I have read through that line and all code many times, but I still don't see any mismatched {} in that line.
can anyone help please?
Another possible error: {n;_;_} should be {n;_} Only 1 underscore is necessary. Think of it like the _ wildcard in a match statement.
The expression let {n; _; union} = p is not well formed OCaml. I think what you want is let {n; union} = p. The way to handle fields you don't care about in a record pattern is not to mention them.
Update:
As rgrinberg points out, a much better way to describe the problem is that the _ has to appear as the last field.
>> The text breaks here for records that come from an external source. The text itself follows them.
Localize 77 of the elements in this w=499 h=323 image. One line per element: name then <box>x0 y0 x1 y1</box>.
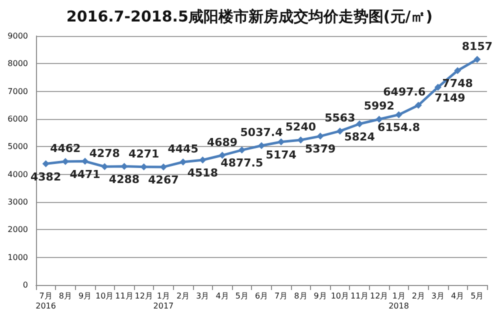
data-label: 7748 <box>442 77 473 90</box>
point <box>336 128 344 135</box>
data-label: 5037.4 <box>240 126 284 140</box>
data-label: 4462 <box>50 142 81 156</box>
x-tick-label: 10月 <box>96 292 114 300</box>
data-label: 4267 <box>148 173 179 186</box>
x-tick-label: 12月 <box>134 292 153 300</box>
data-label: 4271 <box>128 147 160 160</box>
data-label: 4877.5 <box>220 156 264 170</box>
y-tick-label: 9000 <box>8 32 28 40</box>
x-tick-label: 7月 <box>274 292 288 300</box>
data-label: 6497.6 <box>383 86 426 99</box>
data-label: 4288 <box>108 172 140 186</box>
y-tick-label: 8000 <box>8 59 28 68</box>
point <box>62 158 69 166</box>
data-label: 4689 <box>206 136 238 149</box>
point <box>434 84 442 91</box>
data-label: 7149 <box>434 92 466 105</box>
y-tick-label: 1000 <box>8 252 28 262</box>
y-tick-label: 2000 <box>8 225 28 234</box>
point <box>258 142 265 150</box>
data-label: 4518 <box>187 166 218 180</box>
data-label: 6154.8 <box>378 121 420 134</box>
y-tick-label: 5000 <box>8 142 28 152</box>
point <box>395 111 402 118</box>
x-tick-label: 3月 <box>431 292 445 300</box>
data-label: 8157 <box>462 40 493 53</box>
y-tick-label: 4000 <box>8 170 28 179</box>
point <box>474 56 481 63</box>
point <box>414 102 422 109</box>
chart-title: 2016.7-2018.5咸阳楼市新房成交均价走势图(元/㎡) <box>66 8 433 26</box>
x-tick-label: 8月 <box>58 292 72 300</box>
data-label: 5824 <box>344 130 376 144</box>
y-tick-label: 7000 <box>8 86 28 96</box>
point <box>316 132 324 140</box>
point <box>218 152 226 159</box>
y-tick-label: 0 <box>22 280 28 290</box>
point <box>376 116 383 123</box>
point <box>101 163 108 170</box>
x-tick-label: 1月 2018 <box>388 292 409 310</box>
x-tick-label: 10月 <box>330 292 350 300</box>
point <box>278 138 285 146</box>
point <box>238 146 246 154</box>
point <box>120 162 128 170</box>
point <box>42 160 50 168</box>
point <box>199 156 206 164</box>
data-label: 4278 <box>89 147 120 160</box>
x-tick-label: 7月 2016 <box>36 292 56 310</box>
x-tick-label: 9月 <box>314 292 327 300</box>
x-tick-label: 11月 <box>115 292 134 300</box>
x-tick-label: 2月 <box>412 292 425 300</box>
point <box>356 120 364 128</box>
x-tick-label: 4月 <box>451 292 464 300</box>
x-tick-label: 5月 <box>235 292 248 300</box>
x-tick-label: 4月 <box>216 292 229 300</box>
x-tick-label: 1月 2017 <box>153 292 174 310</box>
data-label: 5992 <box>364 100 394 113</box>
x-tick-label: 3月 <box>196 292 210 300</box>
x-tick-label: 9月 <box>78 292 92 300</box>
x-tick-label: 6月 <box>254 292 268 300</box>
point <box>454 67 462 74</box>
data-label: 4471 <box>70 168 100 181</box>
y-tick-label: 3000 <box>8 198 28 206</box>
data-label: 5563 <box>324 112 356 125</box>
data-label: 5379 <box>305 142 336 156</box>
data-label: 4445 <box>168 142 198 156</box>
data-label: 5240 <box>285 120 316 134</box>
data-label: 4382 <box>30 170 62 184</box>
data-label: 5174 <box>266 148 297 162</box>
point <box>297 136 304 144</box>
x-tick-label: 12月 <box>370 292 388 300</box>
x-tick-label: 2月 <box>176 292 190 300</box>
point <box>82 158 89 165</box>
x-tick-label: 11月 <box>350 292 369 300</box>
y-tick-label: 6000 <box>8 114 28 124</box>
x-tick-label: 5月 <box>470 292 484 300</box>
x-tick-label: 8月 <box>294 292 308 300</box>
That's why the compiler is expecting to see } afterward. It might be good style to include the _ as an indicator that you're purposely matching only a subset of the fields of the record. You can, in fact, turn on a compiler option that checks for this.
Update 2:
The warning for incomplete record patterns is warning number 9, and also is associated with the letter R. Here's how to use R:
$ ocaml -w +R
OCaml version 4.00.0
# type r = { a: int; b: char };;
type r = { a : int; b : char; }
# let {a} = {a=3; b='x'} in a;;
Warning 9: the following labels are not bound in this record pattern:
b
Either bind these labels explicitly or add '; _' to the pattern.
- : int = 3
The command-line syntax is the same for the compiler.